For the sample tree, this returns:

[[0] [1 2] [3 4 5 6]]

This pattern is simple and reliable. The queue contains exactly one frontier at the start of each outer-loop iteration.

BFS on Binary Trees

For pointer-based binary trees, the same queue idea applies:

type Node struct {
    Value int
    Left  *Node
    Right *Node
}

func bfsBinary(root *Node) {
    if root == nil {
        return
    }

    queue := []*Node{root}
    head := 0

    for head < len(queue) {
        node := queue[head]
        head++

        fmt.Println(node.Value)

        if node.Left != nil {
            queue = append(queue, node.Left)
        }

        if node.Right != nil {
            queue = append(queue, node.Right)
        }
    }
}

The explicit nil check at the beginning handles empty trees. Child checks prevent nil pointers from entering the queue.

Reconstructing Paths

BFS can also record parents so that paths can be reconstructed.

func pathFromRoot(adj [][]int, root, target int) []int {
    parent := make([]int, len(adj))
    for i := range parent {
        parent[i] = -1
    }

    queue := []int{root}
    head := 0
    parent[root] = root

    for head < len(queue) {
        node := queue[head]
        head++

        if node == target {
            break
        }

        for _, next := range adj[node] {
            if parent[next] != -1 {
                continue
            }

            parent[next] = node
            queue = append(queue, next)
        }
    }

    if parent[target] == -1 {
        return nil
    }

    path := []int{}
    for current := target; current != root; current = parent[current] {
        path = append(path, current)
    }
    path = append(path, root)

    for left, right := 0, len(path)-1; left < right; left, right = left+1, right-1 {
        path[left], path[right] = path[right], path[left]
    }

    return path
}

In a valid tree, the target is reachable from the root if the tree is connected. The nil return still helps when the same function is used on general graphs or malformed input.

Complexity Analysis

For a tree with n nodes:

Operation Complexity
BFS traversal O(n)
Depth computation O(n)
Parent reconstruction O(n)
Queue memory O(w)

Here w is the maximum width of the tree, meaning the largest number of nodes held in the queue at one time.

A DFS stack depends on height. A BFS queue depends on width. In a balanced binary tree, the last level may contain about half the nodes, so BFS can use O(n) memory even when DFS uses only O(log n) stack space.

Common Mistakes

A frequent bug is marking a node as visited too late. Mark it when it is enqueued, not when it is dequeued. Otherwise the same node may be added to the queue multiple times in general graphs.

This is the safe pattern:

if depth[next] == -1 {
    depth[next] = depth[node] + 1
    queue = append(queue, next)
}

Another mistake is using BFS when postorder information is required. BFS is good for level order and distance from the root. It is usually a poor fit when a parent depends on values computed from all descendants.
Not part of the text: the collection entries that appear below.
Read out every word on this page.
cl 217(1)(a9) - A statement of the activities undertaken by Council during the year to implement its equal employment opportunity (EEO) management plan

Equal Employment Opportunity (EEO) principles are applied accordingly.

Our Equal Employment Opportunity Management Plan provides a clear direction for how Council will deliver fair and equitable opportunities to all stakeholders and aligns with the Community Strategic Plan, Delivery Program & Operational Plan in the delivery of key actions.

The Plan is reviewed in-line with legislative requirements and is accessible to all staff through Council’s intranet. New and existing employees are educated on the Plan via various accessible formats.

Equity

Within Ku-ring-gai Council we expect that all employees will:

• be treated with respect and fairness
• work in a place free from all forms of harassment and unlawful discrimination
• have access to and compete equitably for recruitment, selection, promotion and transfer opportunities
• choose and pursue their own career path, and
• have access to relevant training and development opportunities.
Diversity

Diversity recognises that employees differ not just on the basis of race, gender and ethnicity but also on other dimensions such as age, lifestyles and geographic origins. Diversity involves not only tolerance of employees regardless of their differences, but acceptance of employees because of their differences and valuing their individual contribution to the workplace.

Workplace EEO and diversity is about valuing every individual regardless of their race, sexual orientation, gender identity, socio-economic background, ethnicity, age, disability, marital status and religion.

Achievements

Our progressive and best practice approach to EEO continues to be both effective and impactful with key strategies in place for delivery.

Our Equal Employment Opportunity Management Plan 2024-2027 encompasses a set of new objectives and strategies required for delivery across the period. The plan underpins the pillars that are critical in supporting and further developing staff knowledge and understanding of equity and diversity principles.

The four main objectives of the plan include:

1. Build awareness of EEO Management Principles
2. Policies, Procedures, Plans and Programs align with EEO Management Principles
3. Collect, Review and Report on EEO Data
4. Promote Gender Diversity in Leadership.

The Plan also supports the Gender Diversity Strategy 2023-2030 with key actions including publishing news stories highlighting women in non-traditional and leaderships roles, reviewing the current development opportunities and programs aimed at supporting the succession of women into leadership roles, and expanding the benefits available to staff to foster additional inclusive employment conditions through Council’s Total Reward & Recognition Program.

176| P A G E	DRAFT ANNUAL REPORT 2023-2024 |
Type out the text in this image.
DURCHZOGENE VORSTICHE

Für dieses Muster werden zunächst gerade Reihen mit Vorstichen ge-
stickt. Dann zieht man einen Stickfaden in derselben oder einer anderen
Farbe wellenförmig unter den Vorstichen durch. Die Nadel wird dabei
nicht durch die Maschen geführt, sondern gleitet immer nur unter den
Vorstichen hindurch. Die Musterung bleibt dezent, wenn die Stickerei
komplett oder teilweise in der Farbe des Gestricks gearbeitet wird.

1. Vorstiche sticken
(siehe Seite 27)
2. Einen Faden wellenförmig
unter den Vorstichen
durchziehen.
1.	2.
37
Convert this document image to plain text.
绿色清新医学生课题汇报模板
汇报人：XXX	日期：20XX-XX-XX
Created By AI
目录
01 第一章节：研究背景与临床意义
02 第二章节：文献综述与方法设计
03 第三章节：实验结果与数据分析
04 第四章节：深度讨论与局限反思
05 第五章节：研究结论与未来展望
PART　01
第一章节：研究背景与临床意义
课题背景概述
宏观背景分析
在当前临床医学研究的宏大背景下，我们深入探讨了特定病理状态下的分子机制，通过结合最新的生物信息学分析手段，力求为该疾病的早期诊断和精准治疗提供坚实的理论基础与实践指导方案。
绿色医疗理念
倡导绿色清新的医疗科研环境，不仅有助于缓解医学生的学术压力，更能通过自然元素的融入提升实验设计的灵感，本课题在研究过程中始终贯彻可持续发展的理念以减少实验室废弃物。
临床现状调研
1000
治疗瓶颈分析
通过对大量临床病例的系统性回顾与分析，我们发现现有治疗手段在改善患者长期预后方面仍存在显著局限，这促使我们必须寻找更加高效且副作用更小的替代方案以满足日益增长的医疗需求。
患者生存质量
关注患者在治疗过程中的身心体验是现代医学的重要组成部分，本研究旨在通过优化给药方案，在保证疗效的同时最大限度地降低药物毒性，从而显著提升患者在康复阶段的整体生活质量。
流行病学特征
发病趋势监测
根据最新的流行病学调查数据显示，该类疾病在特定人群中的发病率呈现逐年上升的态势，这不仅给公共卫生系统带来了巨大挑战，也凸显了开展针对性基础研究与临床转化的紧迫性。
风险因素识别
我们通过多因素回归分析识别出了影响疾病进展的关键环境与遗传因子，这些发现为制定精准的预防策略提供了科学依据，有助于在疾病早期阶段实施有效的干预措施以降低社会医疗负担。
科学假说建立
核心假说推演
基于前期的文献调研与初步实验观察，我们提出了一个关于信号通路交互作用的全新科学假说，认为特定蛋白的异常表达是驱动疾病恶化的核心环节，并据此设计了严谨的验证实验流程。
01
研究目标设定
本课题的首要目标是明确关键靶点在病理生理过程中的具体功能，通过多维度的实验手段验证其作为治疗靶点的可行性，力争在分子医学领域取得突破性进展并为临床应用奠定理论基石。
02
Subtree sizes, heights, and dynamic programming on trees usually want DFS.

A third mistake is using queue = queue[1:] in performance-sensitive code without thinking about memory retention. For most small problems it is fine. For large workloads, prefer a head index or a dedicated queue type.

Takeaway

Breadth-first search processes a tree in increasing distance from the root. Use it for level-order traversal, shortest paths in unweighted trees, depth computation, and problems where each level must be handled as a group. The queue is the key data structure: it stores the current frontier and guarantees that nearer nodes are processed before farther nodes.